Brisante Briefe
BAWAG-Anklage bei Gericht
25.10.2006
Die BAWAG-Anklage wurde nun bei Gericht eingebracht. Bis zu zehn Jahre Haft drohen im Fall einer Verurteilung. Verteidiger haben jetzt 14 Tage Zeit für Einspruch.
Gegen neun Personen erhebt die Staatsanwaltschaft Wien in der Affäre um die BAWAG Anklage. Den ehemaligen BAWAG-Generaldirektoren Helmut Elsner und Johann Zwettler, dem früheren BAWAG-Aufsichtsratspräsident und ÖGB-Finanzchef Günter Weninger, dem Investmentbanker Wolfgang Flöttl sowie weiteren Personen im BAWAG-Umfeld wird - in abgestufter Form - Untreue, schwerer Betrug und Bilanzfälschung vorgeworfen. Der Strafrahmen beläuft sich auf bis zu zehn Jahren Haft.
"Wir haben die BAWAG-Anklage bei Gericht eingebracht. Die vom Justizministerium vorgeschlagenen Änderungen sind entsprechend eingearbeitet worden. Die Anklageschrift wird nun von der U-Richterin den Beschuldigten zugestellt", gab Walter Geyer, der Sprecher der Staatsanwaltschaft Wien, bekannt.
Rsb-Briefe unterwegs
Das brisante Schriftstück ist bereits auf dem Postweg, Christian Gneist, der Sprecher des Wiener Straflandesgerichts, ergänzte: "Die Anwälte werden es per Rsb-Brief erhalten."
Einspruchsfrist von 14 Tagen
Die Anklageschrift dürfte somit am Freitag, spätesten Anfang kommender Woche bei den Verteidigern von Helmut Elsner & Co einlangen. Ab diesem Zeitpunkt haben sie dann 14 Tage Zeit, dagegen Einsprüche vorzubringen, die vom Wiener Oberlandesgericht behandelt werden müssten. Sollte davon Abstand werden, könnte der BAWAG-Prozess im Februar oder März 2007 beginnen.
10 Jahren Haft drohen
Die Staatsanwaltschaft legt den ehemaligen BAWAG-Generaldirektoren Helmut Elsner (71) und Johann Zwettler (65), dem früheren BAWAG-Aufsichtsratspräsidenten und ÖGB-Finanzchef Günter Weninger (66), dem Investmentbanker Wolfgang Flöttl (51) und fünf weiteren Mitangeklagten in abgestufter Form und teilweise als Beteiligungstäter Untreue, schwerer Betrug und Bilanzfälschung vor. Den inkriminierten Gesamtschaden beziffert die Anklage mit 1,5 Milliarden Euro. Strafrahmen im Falle einer Verurteilung: Bis zu zehn Jahre Haft.

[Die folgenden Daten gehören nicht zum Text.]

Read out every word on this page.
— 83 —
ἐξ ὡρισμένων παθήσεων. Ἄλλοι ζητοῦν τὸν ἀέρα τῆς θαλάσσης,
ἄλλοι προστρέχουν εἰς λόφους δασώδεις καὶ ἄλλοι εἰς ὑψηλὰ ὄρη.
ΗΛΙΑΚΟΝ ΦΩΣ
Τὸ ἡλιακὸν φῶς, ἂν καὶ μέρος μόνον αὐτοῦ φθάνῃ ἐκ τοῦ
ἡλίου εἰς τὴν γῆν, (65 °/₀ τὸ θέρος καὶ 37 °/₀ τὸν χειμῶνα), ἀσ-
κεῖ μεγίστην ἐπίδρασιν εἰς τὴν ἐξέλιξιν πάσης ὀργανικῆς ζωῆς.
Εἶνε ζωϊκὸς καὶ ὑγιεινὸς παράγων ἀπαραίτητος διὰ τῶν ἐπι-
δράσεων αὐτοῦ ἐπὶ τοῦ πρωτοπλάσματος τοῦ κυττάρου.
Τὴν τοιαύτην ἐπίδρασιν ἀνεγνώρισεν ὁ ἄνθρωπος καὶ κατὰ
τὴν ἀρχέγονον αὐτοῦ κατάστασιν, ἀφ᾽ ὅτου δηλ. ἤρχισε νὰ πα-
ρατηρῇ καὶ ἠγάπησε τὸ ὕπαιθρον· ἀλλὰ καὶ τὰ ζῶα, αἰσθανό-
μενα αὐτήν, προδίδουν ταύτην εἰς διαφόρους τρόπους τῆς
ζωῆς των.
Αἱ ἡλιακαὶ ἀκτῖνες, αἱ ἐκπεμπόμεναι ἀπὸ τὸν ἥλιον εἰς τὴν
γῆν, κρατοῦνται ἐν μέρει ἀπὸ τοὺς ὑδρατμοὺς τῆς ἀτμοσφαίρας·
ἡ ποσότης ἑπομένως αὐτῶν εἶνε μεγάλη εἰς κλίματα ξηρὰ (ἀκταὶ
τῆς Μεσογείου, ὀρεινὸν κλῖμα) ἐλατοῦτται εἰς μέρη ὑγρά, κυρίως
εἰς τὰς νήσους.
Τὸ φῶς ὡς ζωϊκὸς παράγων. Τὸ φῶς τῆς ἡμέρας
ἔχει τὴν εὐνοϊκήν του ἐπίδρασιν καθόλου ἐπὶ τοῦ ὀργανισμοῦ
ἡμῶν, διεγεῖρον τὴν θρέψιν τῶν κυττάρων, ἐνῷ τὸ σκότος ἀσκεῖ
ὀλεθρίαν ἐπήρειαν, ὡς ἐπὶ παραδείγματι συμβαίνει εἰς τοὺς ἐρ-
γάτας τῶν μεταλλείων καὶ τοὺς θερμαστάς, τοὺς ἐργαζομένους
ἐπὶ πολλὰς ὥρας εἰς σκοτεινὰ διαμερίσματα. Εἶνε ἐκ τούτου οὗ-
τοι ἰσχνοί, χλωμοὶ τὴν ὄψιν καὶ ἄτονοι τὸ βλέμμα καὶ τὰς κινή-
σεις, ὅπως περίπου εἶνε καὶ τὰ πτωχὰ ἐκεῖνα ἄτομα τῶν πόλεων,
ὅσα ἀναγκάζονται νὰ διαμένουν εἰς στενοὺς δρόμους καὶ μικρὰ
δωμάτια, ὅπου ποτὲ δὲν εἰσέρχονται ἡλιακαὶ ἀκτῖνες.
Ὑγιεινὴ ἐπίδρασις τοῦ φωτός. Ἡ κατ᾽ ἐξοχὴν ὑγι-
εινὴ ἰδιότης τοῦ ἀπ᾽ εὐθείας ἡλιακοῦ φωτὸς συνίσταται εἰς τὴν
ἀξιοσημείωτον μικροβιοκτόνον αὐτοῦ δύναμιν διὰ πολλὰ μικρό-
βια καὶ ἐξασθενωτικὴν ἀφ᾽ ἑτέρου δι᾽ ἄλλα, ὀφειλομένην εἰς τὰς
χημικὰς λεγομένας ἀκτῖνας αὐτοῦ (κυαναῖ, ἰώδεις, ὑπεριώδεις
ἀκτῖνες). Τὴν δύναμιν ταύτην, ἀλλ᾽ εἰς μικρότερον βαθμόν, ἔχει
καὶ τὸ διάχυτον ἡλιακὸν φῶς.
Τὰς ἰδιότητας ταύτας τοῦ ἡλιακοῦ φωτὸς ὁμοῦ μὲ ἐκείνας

Anklage gegen Verzetnitsch wird noch geprüft
Ob auch der ehemalige ÖGB-Präsident Fritz Verzetnitsch vor Gericht muss, ist noch "offen": Die Staatsanwaltschaft prüft in seinem Fall noch, ob Anklage erhoben wird. Gegen Verzetnitsch sind Ermittlungen wegen Untreue anhängig.
Elsner-Gehaltserhöhung
Laut Anklage war die BAWAG " bei redlicher Betrachtungsweise" Ende 2000 zahlungsunfähig. Dessen ungeachtet hatte Elsner noch im November 2000 vom Aufsichtsrat eine Gehaltserhöhung von 500.000 Euro begehrt, was Staatsanwalt Georg Krakow als "Unverfrorenheit" bezeichnet: Erst wenige Wochen zuvor habe sich der BAWAG-Generaldirektor eine millionenschwere Pensionsabfindung genehmigt, ohne den Aufsichtsrat über die Millionen-Verluste aus den Karibik-Deals zu informiert zu haben.
Elsner und Weninger: "Duett der Macht"
Elsner und Weninger werden in der Anklageschrift wörtlich als "Duett der Macht " tituliert, deren Führungskultur demnach "durch Intransparenz, autoritatives Management und informelle Absprachen gekennzeichnet war". Folgt man Staatsanwalt Krakow, war ihnen der Aufsichtsrat dabei durchaus behilflich: "Verantwortung zu tragen war niemals Sache der Mitglieder dieses Kontrollgremiums der BAWAG gewesen." Elsner habe sich "auf die Aufsichtsräte in dem Sinn 'verlassen' können, dass sie keine Fragen stellten."
Blindes Vertrauen in Flöttl
Flöttl wird in der Anklageschrift als Spekulant beschrieben, dem bis 1998 "die meisten in der BAWAG" blind vertraut hätten. Nach den ersten Verlusten sei Flöttl in die wirtschaftliche Abhängigkeit der Bank geraten, was Elsner " weidlich" ausgenützt habe. Flöttls Geschäfte für die BAWAG nennt der Staatsanwalt "desaströs".